Ennemis de l’instruction populaire, ils partageaient contre elle toutes les préventions aristocratiques. On lit dans les Constitutions : « Nul d’entre ceux qui sont employés à des services domestiques pour le compte de la Société ne devra savoir lire et écrire, ou, s’il le sait, en apprendre davantage : on ne l’instruira pas sans l’assentiment du général de l’Ordre, car il lui suffit de servir en toute simplicité et humilité Jésus-Christ notre maître. »

Ils s’occupaient parfois des pauvres, cependant, dans leurs œuvres charitables, pour les asservir.

Les classes s’ouvraient et finissaient par la prière. De temps à autre, on interrompait le travail, au beau milieu d’une explication, pour une oraison jaculatoire ! Le passage d’un exercice à l’autre, la sonnerie de l’horloge, tout était prétexte à de nouvelles prières.

« Soit que vous mangiez, soit que vous buviez, quelque chose que vous fassiez, faites tout pour la gloire de Dieu. »

Tout était combiné pour assujettir les cerveaux. Ils infligeaient aux élèves d’humiliantes punitions : balayer la salle, baiser le sol, se mettre à genoux, recevoir la fustigation (voir sur ce point La flagellation chez les Jésuites, mémoires historiques sur l’Orbilianisme (Daragon, 1912). On y verra que ce n’est pas seulement sur le postérieur des Indiens du Paraguay que les Révérends Pères ont exercé leur sadisme). Certes, le fouet existait avant Ignace, qui eut le « mérite » d’instituer un correcteur attitré, le maître ne devant plus opérer lui-même…

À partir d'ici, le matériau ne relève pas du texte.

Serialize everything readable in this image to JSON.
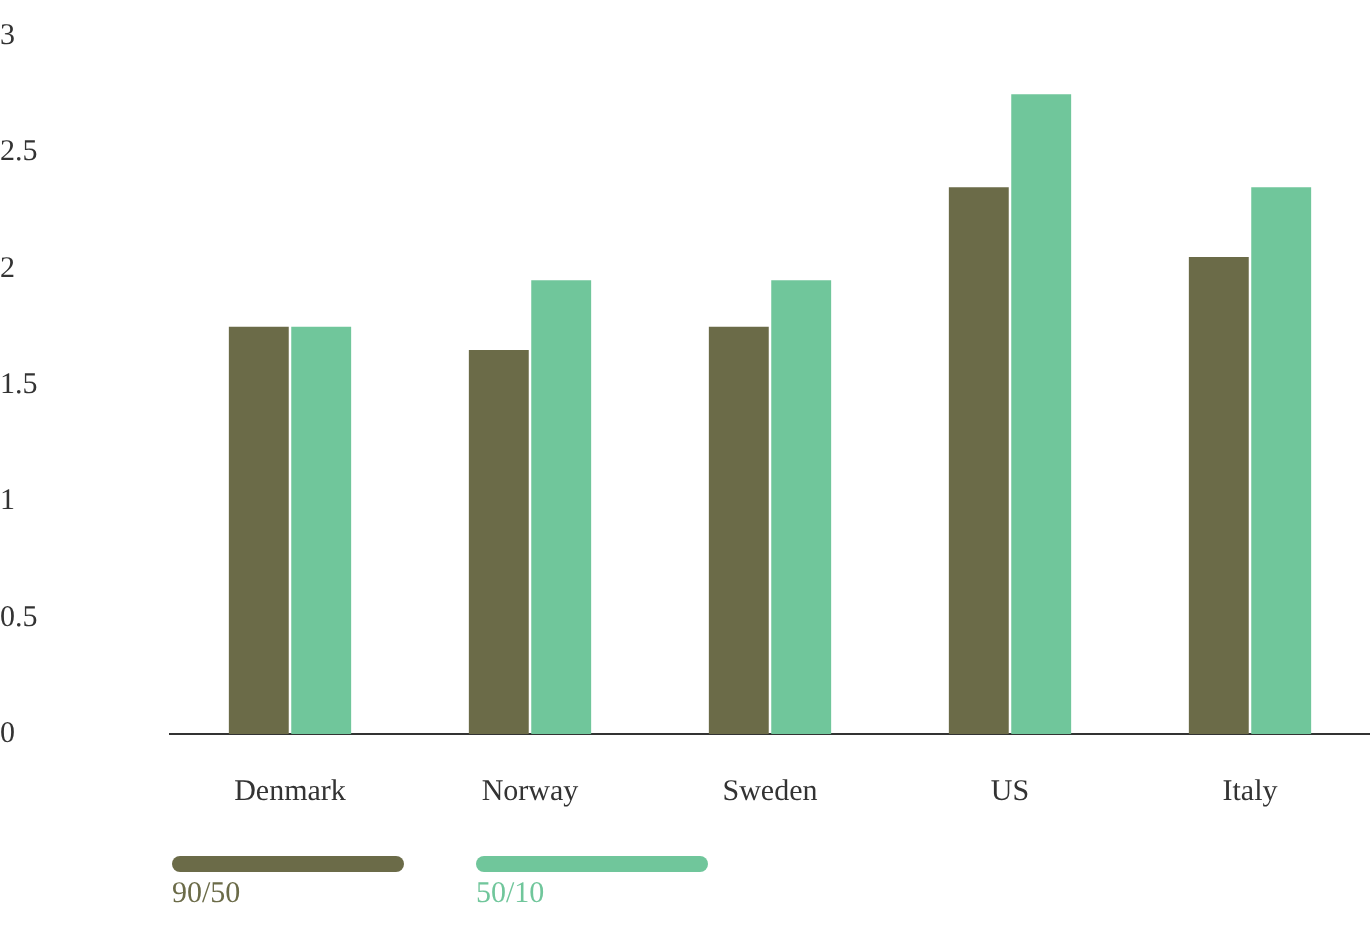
{
  "chart_data": {
    "type": "bar",
    "categories": [
      "Denmark",
      "Norway",
      "Sweden",
      "US",
      "Italy"
    ],
    "series": [
      {
        "name": "90/50",
        "color": "#6b6b48",
        "values": [
          1.75,
          1.65,
          1.75,
          2.35,
          2.05
        ]
      },
      {
        "name": "50/10",
        "color": "#70c69b",
        "values": [
          1.75,
          1.95,
          1.95,
          2.75,
          2.35
        ]
      }
    ],
    "ylim": [
      0,
      3
    ],
    "yticks": [
      0,
      0.5,
      1,
      1.5,
      2,
      2.5,
      3
    ],
    "grid": false,
    "legend": "bottom left"
  }
}
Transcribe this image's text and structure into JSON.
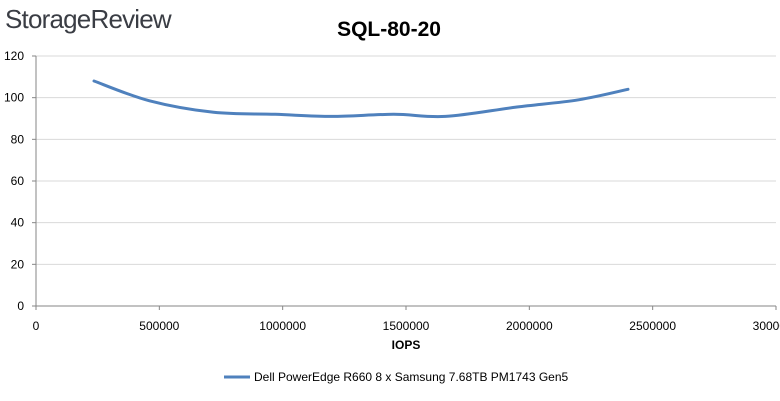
{
  "brand": {
    "logo_text": "StorageReview"
  },
  "chart_data": {
    "type": "line",
    "title": "SQL-80-20",
    "xlabel": "IOPS",
    "ylabel": "",
    "xlim": [
      0,
      3000000
    ],
    "ylim": [
      0,
      120
    ],
    "x_ticks": [
      0,
      500000,
      1000000,
      1500000,
      2000000,
      2500000,
      3000000
    ],
    "x_tick_labels": [
      "0",
      "500000",
      "1000000",
      "1500000",
      "2000000",
      "2500000",
      "3000000"
    ],
    "y_ticks": [
      0,
      20,
      40,
      60,
      80,
      100,
      120
    ],
    "y_tick_labels": [
      "0",
      "20",
      "40",
      "60",
      "80",
      "100",
      "120"
    ],
    "grid": "horizontal",
    "legend_position": "bottom",
    "series": [
      {
        "name": "Dell PowerEdge R660 8 x Samsung 7.68TB PM1743 Gen5",
        "color": "#4f81bd",
        "x": [
          235000,
          460000,
          720000,
          970000,
          1200000,
          1450000,
          1660000,
          1950000,
          2200000,
          2400000
        ],
        "y": [
          108,
          98.5,
          93,
          92,
          91,
          92,
          91,
          95.5,
          99,
          104
        ]
      }
    ]
  }
}
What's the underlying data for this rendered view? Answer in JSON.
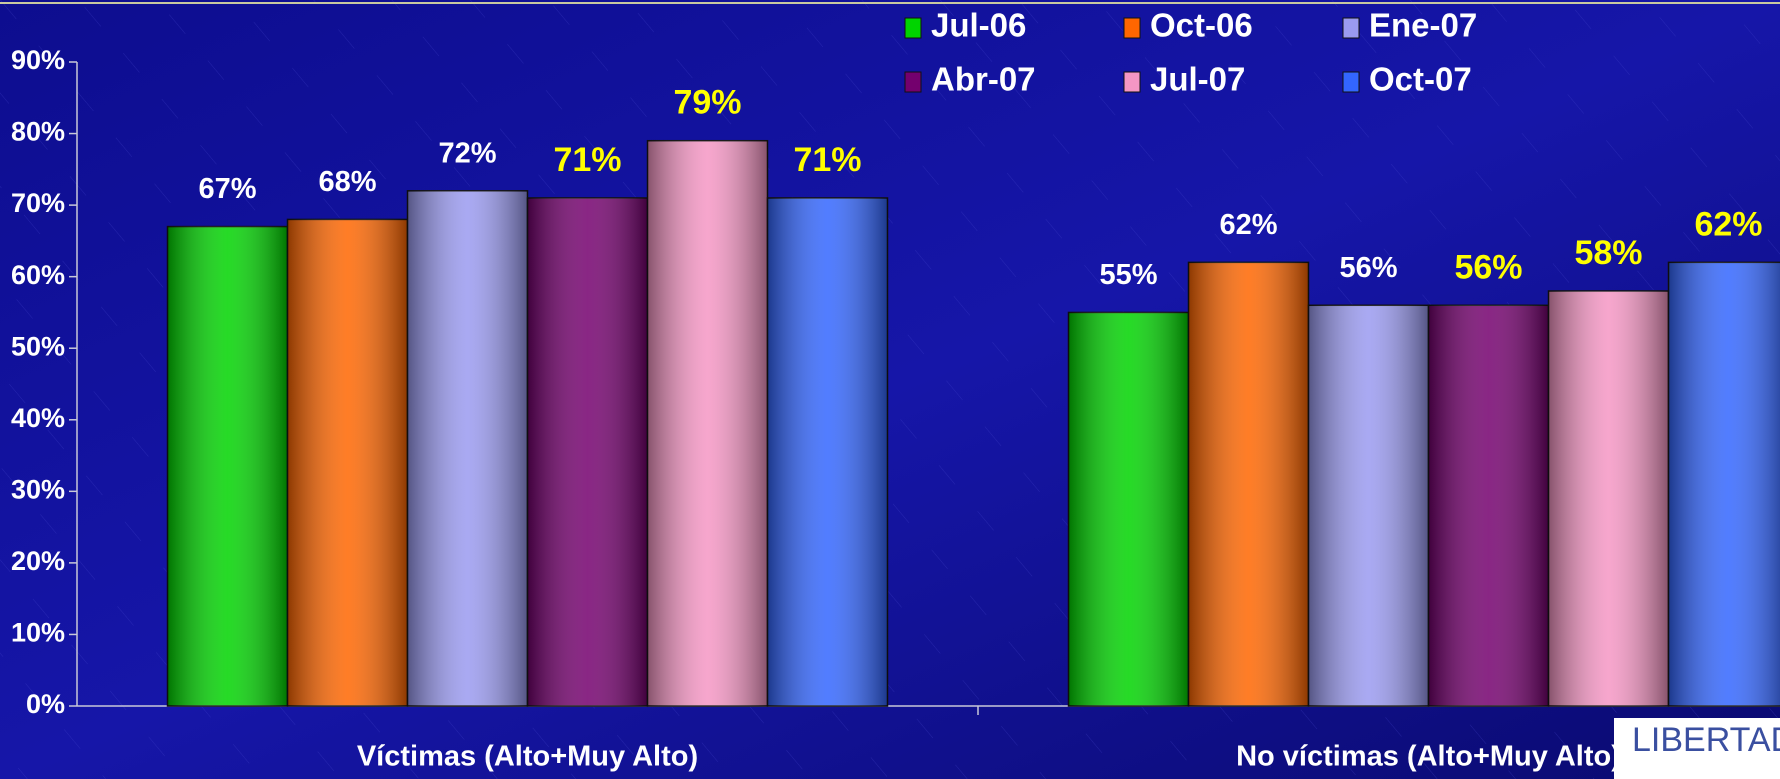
{
  "chart_data": {
    "type": "bar",
    "categories": [
      "Víctimas (Alto+Muy Alto)",
      "No víctimas (Alto+Muy Alto)"
    ],
    "series": [
      {
        "name": "Jul-06",
        "color": "#00d400",
        "label_color": "#ffffff",
        "values": [
          67,
          55
        ],
        "value_labels": [
          "67%",
          "55%"
        ]
      },
      {
        "name": "Oct-06",
        "color": "#ff6600",
        "label_color": "#ffffff",
        "values": [
          68,
          62
        ],
        "value_labels": [
          "68%",
          "62%"
        ]
      },
      {
        "name": "Ene-07",
        "color": "#9a9af0",
        "label_color": "#ffffff",
        "values": [
          72,
          56
        ],
        "value_labels": [
          "72%",
          "56%"
        ]
      },
      {
        "name": "Abr-07",
        "color": "#74006e",
        "label_color": "#ffff00",
        "values": [
          71,
          56
        ],
        "value_labels": [
          "71%",
          "56%"
        ]
      },
      {
        "name": "Jul-07",
        "color": "#f596c4",
        "label_color": "#ffff00",
        "values": [
          79,
          58
        ],
        "value_labels": [
          "79%",
          "58%"
        ]
      },
      {
        "name": "Oct-07",
        "color": "#3366ff",
        "label_color": "#ffff00",
        "values": [
          71,
          62
        ],
        "value_labels": [
          "71%",
          "62%"
        ]
      }
    ],
    "ylim": [
      0,
      90
    ],
    "yticks": [
      {
        "value": 0,
        "label": "0%"
      },
      {
        "value": 10,
        "label": "10%"
      },
      {
        "value": 20,
        "label": "20%"
      },
      {
        "value": 30,
        "label": "30%"
      },
      {
        "value": 40,
        "label": "40%"
      },
      {
        "value": 50,
        "label": "50%"
      },
      {
        "value": 60,
        "label": "60%"
      },
      {
        "value": 70,
        "label": "70%"
      },
      {
        "value": 80,
        "label": "80%"
      },
      {
        "value": 90,
        "label": "90%"
      }
    ],
    "grid": false,
    "legend": "top",
    "logo": "LIBERTAD"
  }
}
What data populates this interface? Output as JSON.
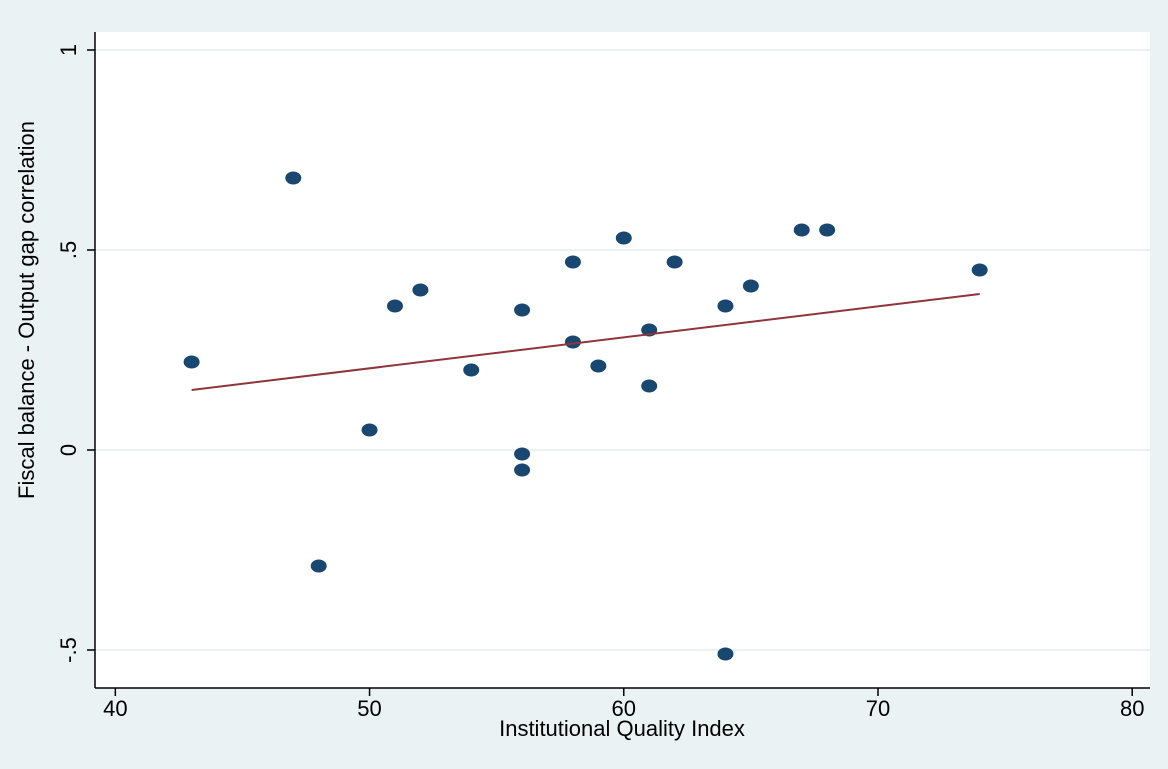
{
  "chart_data": {
    "type": "scatter",
    "x_label": "Institutional Quality Index",
    "y_label": "Fiscal balance - Output gap correlation",
    "xlim": [
      39.2,
      80.7
    ],
    "xticks": [
      40,
      50,
      60,
      70,
      80
    ],
    "ylim": [
      -0.595,
      1.045
    ],
    "yticks": [
      {
        "value": -0.5,
        "label": "-.5"
      },
      0,
      {
        "value": 0.5,
        "label": ".5"
      },
      1
    ],
    "grid": true,
    "series": [
      {
        "type": "scatter",
        "color": "#1a476f",
        "x": [
          43,
          47,
          48,
          50,
          51,
          52,
          54,
          56,
          56,
          56,
          58,
          58,
          59,
          60,
          61,
          61,
          62,
          64,
          64,
          65,
          67,
          68,
          74
        ],
        "values": [
          0.22,
          0.68,
          -0.29,
          0.05,
          0.36,
          0.4,
          0.2,
          0.35,
          -0.01,
          -0.05,
          0.47,
          0.27,
          0.21,
          0.53,
          0.3,
          0.16,
          0.47,
          0.36,
          -0.51,
          0.41,
          0.55,
          0.55,
          0.45
        ]
      },
      {
        "type": "line",
        "color": "#90353b",
        "x": [
          43,
          74
        ],
        "values": [
          0.15,
          0.39
        ]
      }
    ]
  }
}
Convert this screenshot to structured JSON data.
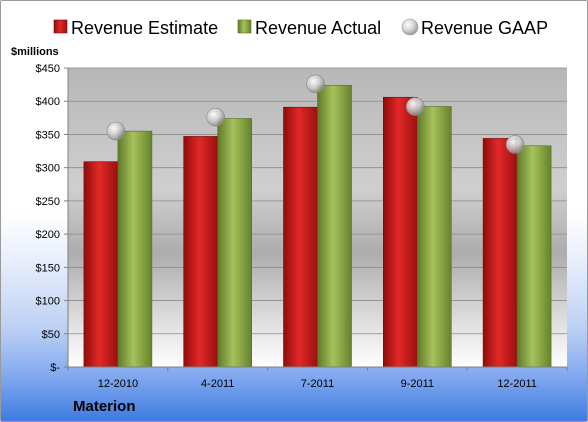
{
  "chart_data": {
    "type": "bar",
    "categories": [
      "12-2010",
      "4-2011",
      "7-2011",
      "9-2011",
      "12-2011"
    ],
    "series": [
      {
        "name": "Revenue Estimate",
        "type": "bar",
        "values": [
          309,
          347,
          391,
          406,
          344
        ],
        "color": "#d11a1a"
      },
      {
        "name": "Revenue Actual",
        "type": "bar",
        "values": [
          355,
          374,
          424,
          392,
          333
        ],
        "color": "#8fac4a"
      },
      {
        "name": "Revenue GAAP",
        "type": "marker",
        "values": [
          355,
          376,
          426,
          392,
          335
        ],
        "color": "#c8c8c8"
      }
    ],
    "ylabel": "$millions",
    "ylim": [
      0,
      450
    ],
    "yticks": [
      "$-",
      "$50",
      "$100",
      "$150",
      "$200",
      "$250",
      "$300",
      "$350",
      "$400",
      "$450"
    ],
    "legend_position": "top",
    "grid": true
  },
  "company": "Materion"
}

Ils exaltaient l’amour-propre et l’orgueil par l’émulation, considérée comme excitatrice de l’esprit. Par des entretiens particuliers, ils se rendaient compte des caractères, des idées, des tendances de chaque élève. Chez eux, le surveillant jouait un rôle primordial ; il était le plus précieux auxiliaire des maîtres.

Ils n’inventèrent pas les Prix, mais ils en généralisèrent l’usage et entourèrent les distributions desdits prix d’une pompe inusitée jusqu’alors.

M. André Schimberg (qui est très favorable aux Jésuites) écrit dans son livre L’Éducation morale dans les Collèges de la Compagnie de Jésus en France sous l’ancien régime (Champion, 1913} :

« Mieux que personne, ils se sont rendus compte de la malléabilité de l’enfance ; mieux que personne aussi, ils ont prétendu en tirer parti, s’adressant à la fois et dans le même temps aux sens, à l’esprit, au cœur, à la volonté. C’est une suggestion — en prenant ce mot dans son acception la plus haute — que les Pères pratiquent sur les âmes en psychologues consommés. »

Leur méthode supprimait l’action des parents, détruisant l’influence et l’amour de la famille. Pas de spontanéité, d’originalité, de personnalité chez leurs élèves, le moindre geste est réglementé ; on fabrique des automates (Dictionnaire de pédagogie, art. Jésuites, p. 902, Gabriel Compayre).

Ils suppriment les distractions au dehors et ne mènent jamais les enfants au théâtre, car il y en avait à l’école (mais quel théâtre !). Le seul spectacle autorisé consistait à conduire les élèves en cortège pour assister à l’exécution des hérétiques !

L’élève était soumis à une surveillance tyrannique ; il n’était jamais livré à lui-même.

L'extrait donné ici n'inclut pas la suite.